SoC x264 2011
- 1 Introduction to x264 and Summer of Code
- 2 Guide to getting involved
- 3 Skills needed
- 4 Projects
- 5 Qualification tasks
- 6 Contact info
Introduction to x264 and Summer of Code
x264 is one of the most popular video compression libraries in the world, used worldwide for applications such as web video, television broadcast, and Blu-ray authoring. It outclasses practically all commercial implementations both speed and compression-wise. While not actually part of VLC or ffmpeg, it is a major library used by both, licensed under the GPL. Due to its popularity in the commercial world (for example, Youtube and Facebook rely on it), many companies have offered bounties in the past for features and improvements that they found useful.
But don't let that all scare you. There's still plenty of projects that a student can effectively get involved in.
x264 is part of the VideoLAN candidature for Google Summer of Code 2011.
- Lead mentor (and author of this page): Jason Garrett-Glaser (Dark Shikari)
- Possible other mentors: Ronald Bultje (BBB)?
An overview of x264's structure and algorithms can be found here. It is somewhat outdated, but still mostly accurate. Do note that understanding this is not necessary for all projects.

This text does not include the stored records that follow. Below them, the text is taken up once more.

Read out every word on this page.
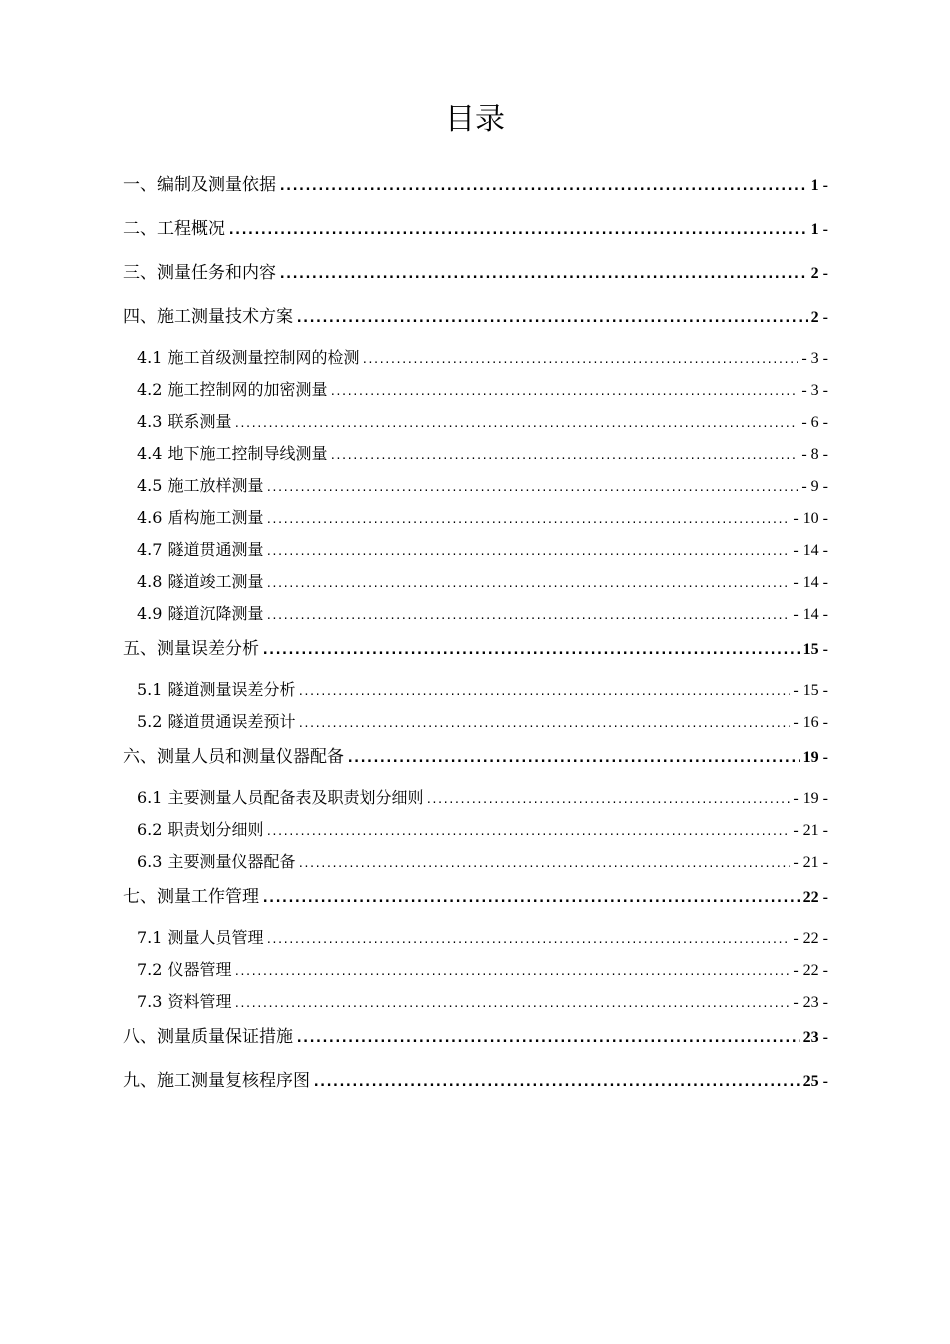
目录
一、编制及测量依据 .....	1 -
二、工程概况 .....	1 -
三、测量任务和内容 .....	2 -
四、施工测量技术方案 .....	2 -
4.1 施工首级测量控制网的检测 .....	- 3 -
4.2 施工控制网的加密测量 .....	- 3 -
4.3 联系测量 .....	- 6 -
4.4 地下施工控制导线测量 .....	- 8 -
4.5 施工放样测量 .....	- 9 -
4.6 盾构施工测量 .....	- 10 -
4.7 隧道贯通测量 .....	- 14 -
4.8 隧道竣工测量 .....	- 14 -
4.9 隧道沉降测量 .....	- 14 -
五、测量误差分析 .....	15 -
5.1 隧道测量误差分析 .....	- 15 -
5.2 隧道贯通误差预计 .....	- 16 -
六、测量人员和测量仪器配备 .....	19 -
6.1 主要测量人员配备表及职责划分细则 .....	- 19 -
6.2 职责划分细则 .....	- 21 -
6.3 主要测量仪器配备 .....	- 21 -
七、测量工作管理 .....	22 -
7.1 测量人员管理 .....	- 22 -
7.2 仪器管理 .....	- 22 -
7.3 资料管理 .....	- 23 -
八、测量质量保证措施 .....	23 -
九、施工测量复核程序图 .....	25 -
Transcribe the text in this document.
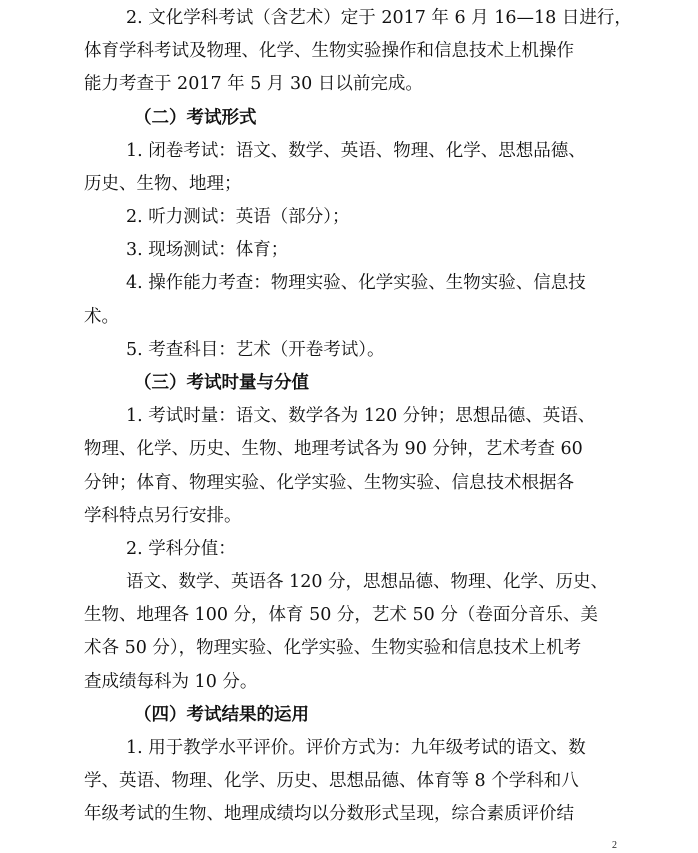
2. 文化学科考试（含艺术）定于 2017 年 6 月 16—18 日进行，

体育学科考试及物理、化学、生物实验操作和信息技术上机操作

能力考查于 2017 年 5 月 30 日以前完成。

（二）考试形式

1. 闭卷考试：语文、数学、英语、物理、化学、思想品德、

历史、生物、地理；

2. 听力测试：英语（部分）；

3. 现场测试：体育；

4. 操作能力考查：物理实验、化学实验、生物实验、信息技

术。

5. 考查科目：艺术（开卷考试）。

（三）考试时量与分值

1. 考试时量：语文、数学各为 120 分钟；思想品德、英语、

物理、化学、历史、生物、地理考试各为 90 分钟，艺术考查 60

分钟；体育、物理实验、化学实验、生物实验、信息技术根据各

学科特点另行安排。

2. 学科分值：

语文、数学、英语各 120 分，思想品德、物理、化学、历史、

生物、地理各 100 分，体育 50 分，艺术 50 分（卷面分音乐、美

术各 50 分），物理实验、化学实验、生物实验和信息技术上机考

查成绩每科为 10 分。

（四）考试结果的运用

1. 用于教学水平评价。评价方式为：九年级考试的语文、数

学、英语、物理、化学、历史、思想品德、体育等 8 个学科和八

年级考试的生物、地理成绩均以分数形式呈现，综合素质评价结

2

On a lighter note, feel free to check out the x264 developer quotes page.
Guide to getting involved
- Hop on IRC--whenever! We have a friendly community that's happy to help and to talk about pretty much whatever. #x264 is the general discussion/user help channel and #x264dev is the development-only channel (Freenode server). If you've never used IRC, grab Chatzilla. There is no such thing as a stupid question--only stupid people--so don't worry about sounding dumb. Just get involved!
- Ask questions--I cannot stress this enough. We've had students who couldn't get anywhere because they were stuck--but didn't ask questions! There's no shame in asking questions; that's how everyone here got involved.
- Stay on IRC. Even if you have nothing to say, being around lets you get to know the community, get a feel for what's going on, and even sometimes help out by pointing the semicolon I left at the end of my if statement. This applies during the project period too: we expect all students to always be on IRC. This doesn't mean you have to be actually active all the time, but whenever you're free, you should be at least pingable on IRC, and whenever you're working on Summer of Code, you should be active on IRC.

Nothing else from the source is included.